Money & Banking

IBBI slaps monetary penalty on IP

KR Srivats New Delhi | Updated on October 17, 2018 Published on October 17, 2018

Fine equivalent to 100% of fees as IRP and IP

 

 

Insolvency regulator IBBI has imposed a monetary penalty on Sandeep Kumar Gupta, an insolvency professional, for not allowing the Committee of Creditors (CoC) to play its rightful role in the corporate insolvency resolution process (CIRP) of Stewarts & Lloyds of India Ltd.

In the case of Stewarts & Lloyds, Gupta deprived the CoC of its right to decide on the fate of the corporate debtor (Stewarts & Lloyds), and thereby pushed the corporate debtor into liquidation, the IBBI’s Disciplinary Committee said in an order.

IBBI’s Disciplinary Committee has now imposed a monetary penalty equal to 100 per cent of the total fee payable to Gupta as an Interim Resolution Professional (IRP) and as Resolution Professional (RP) in the resolution process of Stewarts & Lloyds.
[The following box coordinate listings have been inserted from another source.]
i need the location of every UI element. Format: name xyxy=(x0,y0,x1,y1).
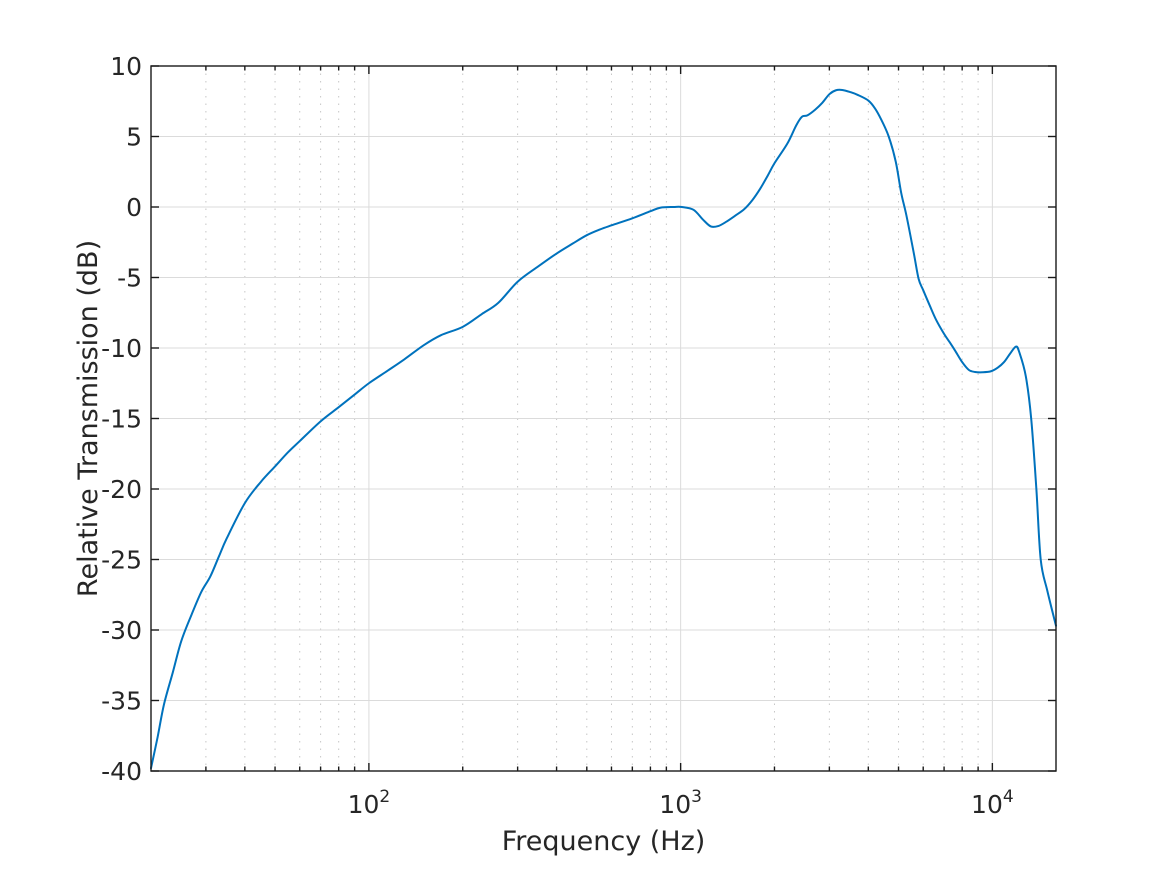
transmission-curve xyxy=(150,88,1057,770)
y-tick-label: -30 xyxy=(101,616,142,645)
axis-ticks xyxy=(151,65,1056,772)
y-tick-label: 0 xyxy=(126,193,142,222)
y-tick-label: -10 xyxy=(101,334,142,363)
y-tick-label: 10 xyxy=(110,52,142,81)
y-tick-label: 5 xyxy=(126,123,142,152)
y-tick-label: -40 xyxy=(101,757,142,786)
x-axis-label: Frequency (Hz) xyxy=(502,826,706,857)
y-tick-label: -25 xyxy=(101,546,142,575)
x-tick-label: 102 xyxy=(348,787,391,819)
y-axis-label: Relative Transmission (dB) xyxy=(73,240,104,597)
x-tick-label: 103 xyxy=(659,787,702,819)
x-tick-label: 104 xyxy=(971,787,1014,819)
y-tick-label: -35 xyxy=(101,687,142,716)
y-tick-label: -20 xyxy=(101,475,142,504)
axes-border xyxy=(150,65,1057,772)
y-tick-label: -15 xyxy=(101,405,142,434)
y-tick-label: -5 xyxy=(117,264,142,293)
Gupta is a member of the ICSI Institute of Insolvency Professionals, an Insolvency Professional Agency (IPA).

This Disciplinary Committee – comprising IBBI Chairman MS Sahoo and Whole-Time Member Mukulita Vijayawargiya – noted that Gupta did not hold a single meeting of the CoC in his term as resolution professional (RP).

The Disciplinary Committee wondered how one could justify that the CoC has no role whatsoever in a CIRP.
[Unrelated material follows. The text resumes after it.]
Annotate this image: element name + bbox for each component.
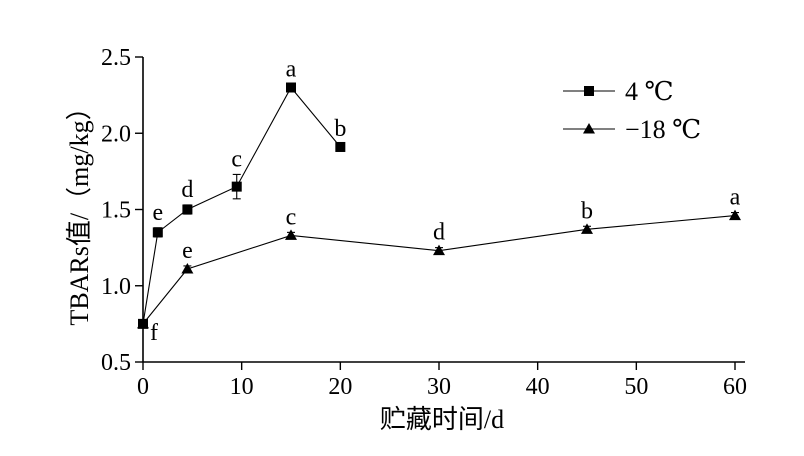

“By not allowing and facilitating the CoC to play its rightful role, Gupta has dealt a fatal blow to the basic premise of the code. He also failed to protect the interests of the corporate debtor and creditors and stepped into the shoes of the CoC,” the Disciplinary Committee said.

‘Undertake a course’

While imposing a penalty, the Disciplinary Committee also directed Gupta to undergo the pre-registration educational course from his IPA to improve his understanding of the code and its regulations before accepting any assignment under IBC 2016.

In passing this order, the Disciplinary Committee said it was conscious of the fact that the insolvency regime is new in India and the institution of insolvency profession is new and emerging.

“This CIRP is the very first assignment of Gupta. He has tendered an unconditional apology for all his inadvertent and unintentional errors in his understanding. Further, the role of an IP in India is significantly different from that of matured jurisdictions, particularly in the UK. This may call for some leniency,” the committee said.